Every community has designed its versions. Harambee builds schools collectively. Stokvels circulate resources when banks won’t. Cooperatives redistribute ownership. What looks like tradition is often just infrastructure that worked – human design tested across generations.
Belonging is infrastructure we design, not sentiment we feel. The room matters. The table matters. Who gets seen, who gets erased, who gets a chance to try – these are choices, not accidents. Small shifts cascade. One door opened. One table built. One system redesigned.
This isn’t idealism. It’s realism. More African American adults are under correctional control today than were enslaved in 1850. Systems upgrade. Slavery found new forms in Jim Crow, then mass incarceration, now algorithmic surveillance. But wisdom upgrades too. Those who survived exclusion already know how to build across difference – they’ve had to. Communities carry practice, not just trauma.

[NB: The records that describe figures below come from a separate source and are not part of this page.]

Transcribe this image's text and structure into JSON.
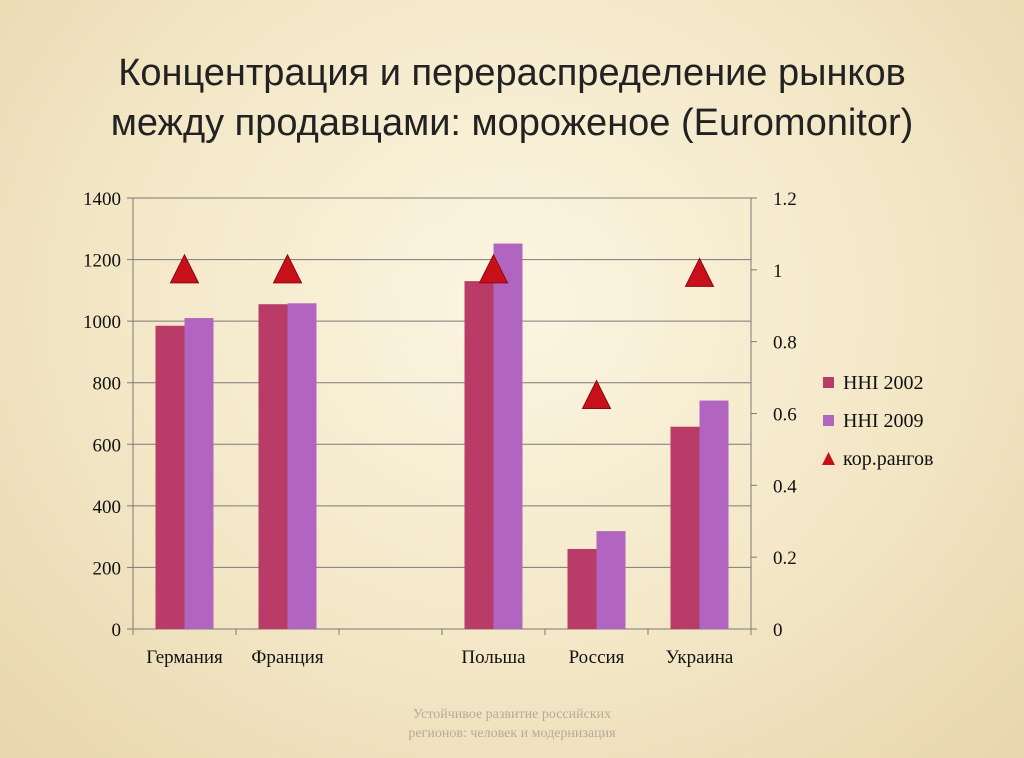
{
  "slide": {
    "title_line1": "Концентрация и перераспределение рынков",
    "title_line2": "между продавцами: мороженое (Euromonitor)",
    "footer_line1": "Устойчивое развитие российских",
    "footer_line2": "регионов: человек и модернизация"
  },
  "chart_data": {
    "type": "bar",
    "categories": [
      "Германия",
      "Франция",
      "",
      "Польша",
      "Россия",
      "Украина"
    ],
    "series": [
      {
        "name": "HHI 2002",
        "axis": "left",
        "kind": "bar",
        "color": "#b83c67",
        "values": [
          985,
          1055,
          null,
          1130,
          260,
          657
        ]
      },
      {
        "name": "HHI 2009",
        "axis": "left",
        "kind": "bar",
        "color": "#b165c0",
        "values": [
          1010,
          1058,
          null,
          1252,
          318,
          742
        ]
      },
      {
        "name": "кор.рангов",
        "axis": "right",
        "kind": "triangle-marker",
        "color": "#c8101b",
        "values": [
          1.0,
          1.0,
          null,
          1.0,
          0.65,
          0.99
        ]
      }
    ],
    "y_left": {
      "min": 0,
      "max": 1400,
      "ticks": [
        "0",
        "200",
        "400",
        "600",
        "800",
        "1000",
        "1200",
        "1400"
      ]
    },
    "y_right": {
      "min": 0,
      "max": 1.2,
      "ticks": [
        "0",
        "0.2",
        "0.4",
        "0.6",
        "0.8",
        "1",
        "1.2"
      ]
    },
    "grid": "horizontal",
    "legend_position": "right"
  }
}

Peace is something you build, not something that happens to you. Traditions knew this. Prayer is structured pause – attention training, solitude that resists constant noise. Sabbath is rest as resistance – time claimed back from empire’s demands. Fasting is embodied solidarity – shared hunger, consumption interrupted. Service is reciprocity in practice – isolation broken, need witnessed through action. Forgiveness is relational repair – resentment released, cycles broken, futures reopened.
You might call these by other names. Meditation. Boundaries. Conscious consumption. Mutual aid. Letting go. The language changes. The function remains: practices that interrupt harm, redistribute power, make space for repair.
This week, you could try something small. Practice one act of restraint when you hold power – pause before you speak when you’re angry, step back when you’re used to stepping forward. Listen to one person whose life differs from yours, without fixing, without reframing, just listening. Name one system that operates invisibly in your world – at work, at school, in your neighborhood – and speak its pattern aloud to someone who hasn’t seen it yet.
Belonging isn’t theory. It’s practice. It doesn’t require perfection. It requires attention. Peace is this week’s work – and the work of the year that follows. And it begins with what we choose to notice, to interrupt, to build.
Marley understood something we’re learning again: time doesn’t save us – it reveals what we’ve built. Systems eventually show themselves. You can live in what feels like order while structures around you remain unchanged. But time will tell. What remains is endurance and truth-telling – not waiting for rescue, but building what time will expose as real or hollow.
Choose what you can sustain. Small acts accumulate. One table widened. One repair made. One truth spoken aloud.
Belonging is not what happens when we’re lucky. It’s what we build when we’re brave. Peace is not what happens when we’re safe. It’s what we practice when we’re afraid.
Every tradition teaches this. Every generation chooses it anew.
Time will tell the truth about what we chose to build – together.